Last week the Liberal government introduced its first justice bill of the new parliamentary session and, true to form, it is all “woke” style over substance.

Bill C-5, legislation that Minister of Justice David Lametti said was “consistent” with former Conservative leader Rona Ambrose’s 2017 private member’s bill, would require all federal judicial applicants to promise to take sexual assault training.

Lametti said the bill would help “foster greater confidence of [sexual assault] survivors in our justice system.” But it is far from clear that this is the case.

At best, the new bill does little to change the status quo.

Even more concerning is the lingering suspicion that what Lametti really meant was that more judicial training is required to ensure that there are more convictions in sexual assault cases.

You see, under the new legislation all newly appointed provincial superior court judges would be required to “undertake to participate in continuing education on matters related to sexual assault law and social context.”

The mandatory continuing education would be developed by the Canadian Judicial Council after consultation with “sexual assault survivors and groups and organizations that support them.”

To be fair to Lametti, this bill does address some of the obvious constitutional problems that plagued Ambrose’s private member’s bill. The government cannot interfere with the administrative independence of the judiciary by dictating particular training. Lametti’s bill walks the razor’s edge of constitutionality by requiring new federal judicial appointments to promise to take training instead of ordering sitting judges to do so.

In other words, this is a “we can’t tell you what to do when you are a judge but we can tell you to make promises before you become a judge or else you won’t become a judge” situation.

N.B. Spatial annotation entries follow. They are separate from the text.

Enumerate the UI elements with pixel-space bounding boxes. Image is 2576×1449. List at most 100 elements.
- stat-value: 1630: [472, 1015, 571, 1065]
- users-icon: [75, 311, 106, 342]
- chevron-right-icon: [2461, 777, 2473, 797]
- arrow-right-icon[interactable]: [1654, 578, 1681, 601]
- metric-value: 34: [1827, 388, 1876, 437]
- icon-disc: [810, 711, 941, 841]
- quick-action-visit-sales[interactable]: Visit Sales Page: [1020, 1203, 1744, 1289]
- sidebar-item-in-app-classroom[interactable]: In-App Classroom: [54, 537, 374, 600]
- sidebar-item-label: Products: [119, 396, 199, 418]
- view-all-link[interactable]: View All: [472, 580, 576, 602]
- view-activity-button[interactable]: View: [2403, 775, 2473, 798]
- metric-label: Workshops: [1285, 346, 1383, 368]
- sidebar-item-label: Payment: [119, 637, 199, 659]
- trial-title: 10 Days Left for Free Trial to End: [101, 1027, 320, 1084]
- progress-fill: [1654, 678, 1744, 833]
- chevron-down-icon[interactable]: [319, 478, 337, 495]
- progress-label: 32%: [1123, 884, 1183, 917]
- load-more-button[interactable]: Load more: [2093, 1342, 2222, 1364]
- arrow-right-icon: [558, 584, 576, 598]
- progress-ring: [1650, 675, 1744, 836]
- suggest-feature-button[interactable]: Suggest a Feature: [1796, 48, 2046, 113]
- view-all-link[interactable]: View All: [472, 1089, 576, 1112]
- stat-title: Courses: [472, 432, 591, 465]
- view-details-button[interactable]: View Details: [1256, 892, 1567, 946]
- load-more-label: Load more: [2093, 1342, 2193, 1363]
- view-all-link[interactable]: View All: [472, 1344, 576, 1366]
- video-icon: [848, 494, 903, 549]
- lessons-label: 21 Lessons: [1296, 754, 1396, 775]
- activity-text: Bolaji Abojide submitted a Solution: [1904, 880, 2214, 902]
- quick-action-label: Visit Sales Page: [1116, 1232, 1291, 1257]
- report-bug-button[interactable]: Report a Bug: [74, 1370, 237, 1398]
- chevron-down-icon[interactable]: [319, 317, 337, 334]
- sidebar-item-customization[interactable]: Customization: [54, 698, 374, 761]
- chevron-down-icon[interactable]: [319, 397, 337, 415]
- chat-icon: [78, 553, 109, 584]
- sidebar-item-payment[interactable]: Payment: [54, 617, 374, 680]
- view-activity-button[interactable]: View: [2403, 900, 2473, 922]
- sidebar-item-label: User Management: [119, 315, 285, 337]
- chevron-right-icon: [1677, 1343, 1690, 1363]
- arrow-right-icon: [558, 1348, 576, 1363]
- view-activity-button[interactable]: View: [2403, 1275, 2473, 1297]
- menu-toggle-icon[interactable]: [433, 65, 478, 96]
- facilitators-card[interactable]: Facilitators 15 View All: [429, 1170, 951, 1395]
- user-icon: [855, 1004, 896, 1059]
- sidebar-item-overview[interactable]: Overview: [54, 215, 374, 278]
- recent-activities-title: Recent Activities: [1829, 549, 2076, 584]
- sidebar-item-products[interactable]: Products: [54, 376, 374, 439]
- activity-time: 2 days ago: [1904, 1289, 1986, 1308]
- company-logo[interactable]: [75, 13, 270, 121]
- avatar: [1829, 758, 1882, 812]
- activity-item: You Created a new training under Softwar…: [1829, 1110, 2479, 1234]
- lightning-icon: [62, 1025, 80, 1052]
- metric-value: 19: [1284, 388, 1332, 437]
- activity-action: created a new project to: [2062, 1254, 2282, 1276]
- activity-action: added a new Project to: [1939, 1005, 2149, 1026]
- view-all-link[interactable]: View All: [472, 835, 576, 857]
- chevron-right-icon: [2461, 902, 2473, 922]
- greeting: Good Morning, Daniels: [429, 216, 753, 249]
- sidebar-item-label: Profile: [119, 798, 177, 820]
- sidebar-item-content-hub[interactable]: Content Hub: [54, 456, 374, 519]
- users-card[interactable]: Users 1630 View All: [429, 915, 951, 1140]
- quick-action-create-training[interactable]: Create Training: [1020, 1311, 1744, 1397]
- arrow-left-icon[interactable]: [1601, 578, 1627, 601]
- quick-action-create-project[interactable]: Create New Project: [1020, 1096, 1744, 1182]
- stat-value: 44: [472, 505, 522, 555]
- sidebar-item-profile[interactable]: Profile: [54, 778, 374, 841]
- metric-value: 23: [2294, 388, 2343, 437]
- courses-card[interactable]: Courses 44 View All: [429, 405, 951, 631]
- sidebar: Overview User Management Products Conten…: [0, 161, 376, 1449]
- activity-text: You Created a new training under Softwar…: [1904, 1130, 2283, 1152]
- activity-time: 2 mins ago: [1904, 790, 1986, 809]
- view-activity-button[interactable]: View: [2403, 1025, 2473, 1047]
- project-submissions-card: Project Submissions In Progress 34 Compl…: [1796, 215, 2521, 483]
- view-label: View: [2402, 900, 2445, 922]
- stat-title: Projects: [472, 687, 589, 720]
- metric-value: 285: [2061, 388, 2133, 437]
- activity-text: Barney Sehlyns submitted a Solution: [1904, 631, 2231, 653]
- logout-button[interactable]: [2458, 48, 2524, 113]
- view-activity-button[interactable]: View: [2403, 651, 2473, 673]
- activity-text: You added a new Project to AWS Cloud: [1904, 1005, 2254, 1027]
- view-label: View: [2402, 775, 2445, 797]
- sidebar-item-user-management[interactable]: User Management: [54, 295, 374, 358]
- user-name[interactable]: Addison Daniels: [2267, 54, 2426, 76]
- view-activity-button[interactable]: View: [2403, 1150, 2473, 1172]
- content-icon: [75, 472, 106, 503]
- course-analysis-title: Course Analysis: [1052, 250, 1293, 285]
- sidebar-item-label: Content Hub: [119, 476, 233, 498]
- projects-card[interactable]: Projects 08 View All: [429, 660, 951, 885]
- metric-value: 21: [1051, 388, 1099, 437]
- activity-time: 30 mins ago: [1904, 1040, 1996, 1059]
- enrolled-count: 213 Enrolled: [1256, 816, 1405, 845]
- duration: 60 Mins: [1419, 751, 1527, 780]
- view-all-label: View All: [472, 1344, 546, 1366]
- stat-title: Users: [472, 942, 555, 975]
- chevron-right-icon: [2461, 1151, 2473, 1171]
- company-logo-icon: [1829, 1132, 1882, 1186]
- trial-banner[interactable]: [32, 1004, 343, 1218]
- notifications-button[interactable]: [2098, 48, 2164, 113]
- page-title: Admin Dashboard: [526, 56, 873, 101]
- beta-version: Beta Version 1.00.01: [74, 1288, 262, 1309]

So, the bill may be constitutional, but that does not mean it is necessary, wise or effective.

Standing beside Lametti at the legislative launch party, Ambrose asserted the commonsensical proposition that “all judges should receive mandatory sexual assault training.”

Yes, judges should receive ongoing legal education in all areas of law. But then Ambrose went one step further and incorrectly asserted that “to this day [mandatory sexual assault training] is not happening.”

Except it seems that it is.

And Ambrose should know that.

In 2017 Norman Sabourin, the executive director and senior general counsel of the Canadian Judicial Counsel, told the committeestudying Ambrose’s bill that in addition to the long-standing policy requiring all judges to devote at least 10 days to professional development each year there was a requirement for all new judges to participate in “social context” education.

At the same committee hearing, the executive director of the National Judicial Institute, Justice Adèle Kent, testified that almost all federally appointed judges attend NJI training for sexual assault trials, including the dangers of rape myths and stereotypes.

So, judges do participate in ongoing sexual assault training, and it is mandatory.

Lametti’s bill is simply not necessary. It is also dangerous.

Although the bill is vague about what education in “social context” actually means, there is no lack of clarity about who must be consulted about that training.

Lametti’s bill requires that the mandatory programs be developed in consultation with “sexual assault survivors, as well as with groups and organizations that support them.” The problem here should be obvious: an interested party should not be involved with training the judiciary. In our adversarial system this type of behind-closed-doors partisan education sets fertile conditions for the perception of bias and wrongful convictions.

And where does the legislated education end?

Just this month the Correctional Investigator of Canada Ivan Zinger called the increasing and disproportionate incarceration of Indigenous People “disturbing.”

Why not mandatory judicial education on issues impacting Indigenous People?

Why not mandatory judicial education on systemic racism, or the impact of poverty on crime, or the now debunked myth of general deterrence?

Trust me on this one, more cases are returned from the Court of Appeal because trial judges misapplied the burden of proof, undermined the right to silence or too narrowly applied Charter protections than cases overturned for the pernicious use of sexual assault myths and stereotypes.

So why is there only mandatory training on sexual assault law?

Ambrose’s bill was adopted unanimously in the House of Commons without any debate (though it had not been passed by the Senate at the dissolution of the 42nd Parliament). And it looks like history may have repeated itself last week; on the day Lametti introduced the judicial education bill, NDP leader Jagmeet Singh called on the House to pass the legislation without any study or debate.

Interference with the judiciary should always be subject to the most rigorous debate and study.

We don’t need to pin our hopes on flawed and unnecessary legislation — especially such that will not apply to provincial court judges who hear 95 per cent of all criminal cases — to do right by victims of crime.

Step down from your ivory tower with me for a view from the trenches: where complainants in sexual assault cases are provided inadequate social supports; where complainants are almost always provided inadequate information about the court process; where the legal education of lawyers (both Crown and defense) is too often seen as an expensive obligation and not a learning opportunity; and where the wishes of complainants are often ignored.

Maybe we can start by tackling these problems.

Holding out Lametti’s bill as a silver bullet misses the opportunity for real progress, and to bring about real, meaningful reforms.

Because meaningful action is always better than virtuous words and ineffective gestures.